The Nextdoor website is a nice way to keep up with people in your vicinity, and they’re always posting useful things:
• 37 pounds of drier lint, free! It’s in my garage. Bring hooks
• Looking for wet basement solutions — Pampers didn’t work
• Grandpa for sale
• Telescopic lens for sale / for $100 more, I’ll burn the negatives in front of you
And so on. Wednesday we welcomed a new member to the list: City Hall. Yes, the City of Minneapolis has signed up to send us helpful little messages. I quote:
“Nextdoor is not the appropriate way to request emergency services. If you require emergency services, or wish to report suspicious activity, please call 911.”
Let us imagine the following scenario.
Do you smell smoke? I smell smoke.
I think you’re right. I dropped a cigar in a bin of shredded paper before I turned in. Could be that.
Isn’t the shredder right by those sheer, easily combustible curtains, which wave back and forth when the window’s open and lightly brush the shredder bin?
You’re right. Hand me the laptop. I’m going to send the Fire Department a message through the Nextdoor website. Ah, shoot! Wi-Fi is out. The fire must have spread to the desk where the router sits. Is your phone charged? Good. You can use the data plan to open the Nextdoor app.
I don’t have it! I’m really smelling smoke now! It’s starting to get hot!
Go to the App Store and download it. Shouldn’t take a minute.
Got it. (cough) Now what?
You’ll have to register, but it’s easy and only takes a minute (cough) and once you get the verification e-mail you can complete registration (cough) and send them a message.
Should I read these terms and conditions?
Yes, you should. They’re (cough) legally binding.
The next day’s headline says: “Fire tragedy remains a mystery because people can’t possibly be that stupid.”
There is no one on Earth who would e-mail a 911 request. Where’s that ambulance? Boy, I hope it didn’t go into their spam folder.
As it turns out, one of the city e-mails had to do with fire: safety tips for grilling. Such as:
• Only use your grill outside. This will dismay anyone planning to drag the Weber up the back steps into the kitchen so you can use the stove to light the burners, but I’d bet most people know this without the help of a colorful infographic. If you are the sort of person who thinks this is a smart idea, the city cannot insulate you from your stupidity.
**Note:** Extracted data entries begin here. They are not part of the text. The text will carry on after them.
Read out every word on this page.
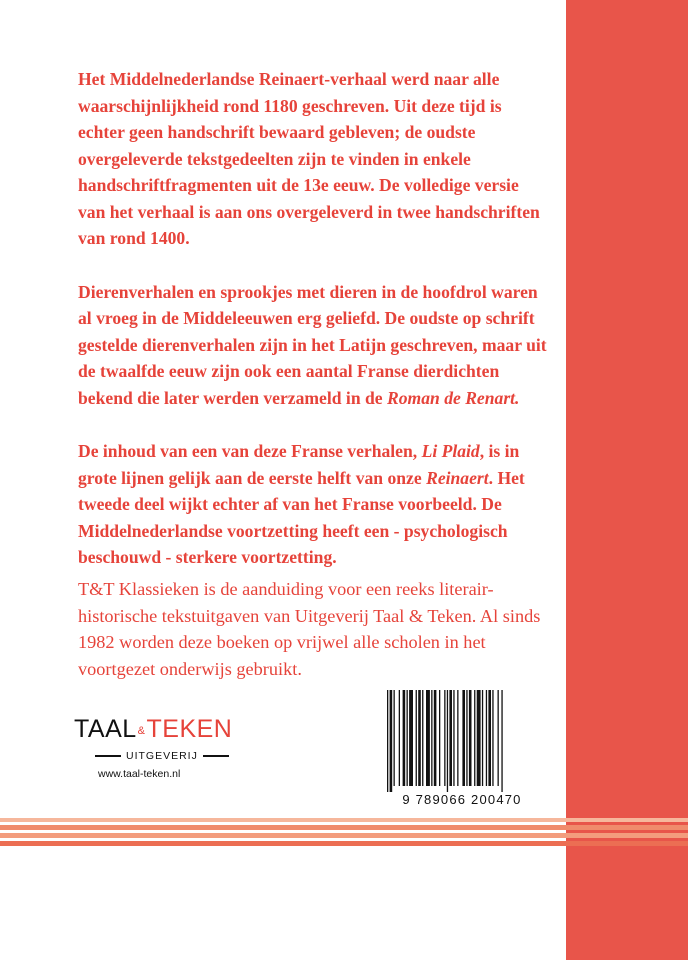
Het Middelnederlandse Reinaert-verhaal werd naar alle waarschijnlijkheid rond 1180 geschreven. Uit deze tijd is echter geen handschrift bewaard gebleven; de oudste overgeleverde tekstgedeelten zijn te vinden in enkele handschriftfragmenten uit de 13e eeuw. De volledige versie van het verhaal is aan ons overgeleverd in twee handschriften van rond 1400.

Dierenverhalen en sprookjes met dieren in de hoofdrol waren al vroeg in de Middeleeuwen erg geliefd. De oudste op schrift gestelde dierenverhalen zijn in het Latijn geschreven, maar uit de twaalfde eeuw zijn ook een aantal Franse dierdichten bekend die later werden verzameld in de Roman de Renart.

De inhoud van een van deze Franse verhalen, Li Plaid, is in grote lijnen gelijk aan de eerste helft van onze Reinaert. Het tweede deel wijkt echter af van het Franse voorbeeld. De Middelnederlandse voortzetting heeft een - psychologisch beschouwd - sterkere voortzetting.

T&T Klassieken is de aanduiding voor een reeks literair-historische tekstuitgaven van Uitgeverij Taal & Teken. Al sinds 1982 worden deze boeken op vrijwel alle scholen in het voortgezet onderwijs gebruikt.

TAAL&TEKEN
UITGEVERIJ
www.taal-teken.nl
9 789066 200470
You are also the type who sees a downed power line snaking and snapping in the back yard and hollers, “Get the frozen steaks! I’ll grab the line and we can flash-fry ’em.” You’d wear an oven mitt while handing the line, of course; safety first.
• Never leave grill unattended. This is impossible. You have to go inside and get the food to put on the grill. What are you supposed to do? Have someone stand by the grill with a pail of sand while you run to the fridge?
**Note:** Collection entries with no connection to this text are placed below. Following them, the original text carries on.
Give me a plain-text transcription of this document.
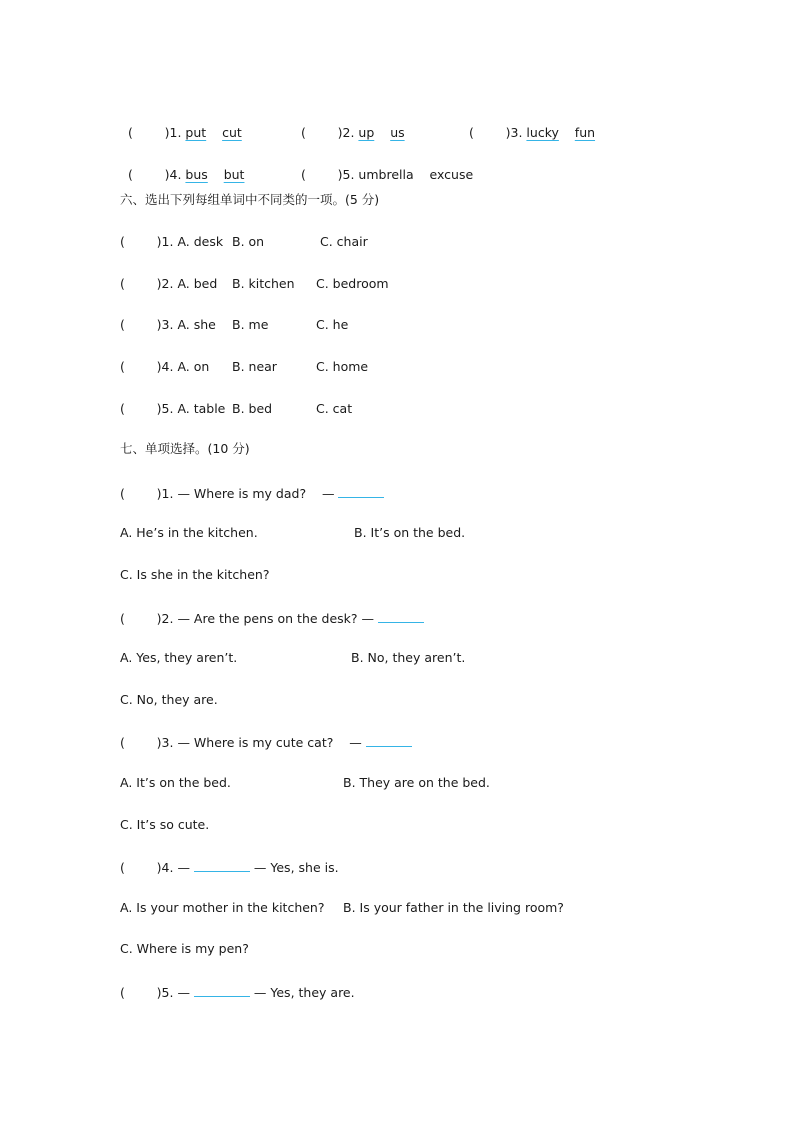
(        )1. put cut	(        )2. up us	(        )3. lucky fun

(        )4. bus but	(        )5. umbrella excuse

六、选出下列每组单词中不同类的一项。(5 分)
(        )1. A. desk B. on	C. chair
(        )2. A. bed B. kitchen C. bedroom
(        )3. A. she B. me	C. he
(        )4. A. on B. near	C. home
(        )5. A. table B. bed	C. cat
七、单项选择。(10 分)
(        )1. — Where is my dad?    —
A. He’s in the kitchen.	B. It’s on the bed.
C. Is she in the kitchen?
(        )2. — Are the pens on the desk? —
A. Yes, they aren’t.	B. No, they aren’t.
C. No, they are.
(        )3. — Where is my cute cat?    —
A. It’s on the bed.	B. They are on the bed.
C. It’s so cute.
(        )4. —	— Yes, she is.
A. Is your mother in the kitchen? B. Is your father in the living room?
C. Where is my pen?
(        )5. —	— Yes, they are.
• Keep a 3-foot zone around your grill. This will keep kids and pets safe. Good idea, but how? You could draw a chalk circle; kids would understand that. They would also understand Uncle Hank waving a tongs and saying, “Get out of here. You’ll burn yourself and then we’ll have to put butter on it, and that butter’s for the corn,” because gruff uncles are much more effective than chalk lines.
As for dogs, well, in 16 years of canine coexistence I’ve never had a pup get close to the grill despite the fantastic aromas the thing throws off. Because there’s fire. It’s almost as if there’s 10,000 years of instinctive experience running from that stuff.
Point is, we’re not idiots. Right? I know fire prevention is important — it’s right up there with “putting them out” — but if the city thinks I’m stupid enough to melt the side of my house because I placed a metal inferno against some vinyl siding, I don’t know why they don’t license gardening shears and mandate a safety class. Be Finger Wise! Don’t operate a shears with your knees while putting a branch between the blades, especially if you feel a sneeze coming on.
There was one DON’T that made me pause, because I violate it every time. Clean the grill after cooking. Maybe it’s just my own innate laziness, but people who clean the grill afterward are probably the same people who say, “Now that we’re done with the corn on the cob, we will floss, and then check ourselves for ticks.” I start the grill and let the fire burn away previous gunk, and then I scrape off the charred remains. As fire hazards go, this seems to rank below “Roman candle in a napalm factory,” since all the stuff on the grill was previously subjected to fire and did not resemble a newsreel of the Hindenburg’s last moments.
But these are minor complaints. They’re trying to be helpful, and indeed, the comments on their posts ask questions about regulations, and the city’s rep responds with brisk chatty cheer. They seem like people you’d like to have over for burgers on the grill. Unless they start asking whether I’d ever considered taking the grill inside, and, you know, making some burgers in bed. Here’s a chart about the dangers of grilling around cotton sheets —
Sorry. There’s a 3-foot advice-free zone. Stand back.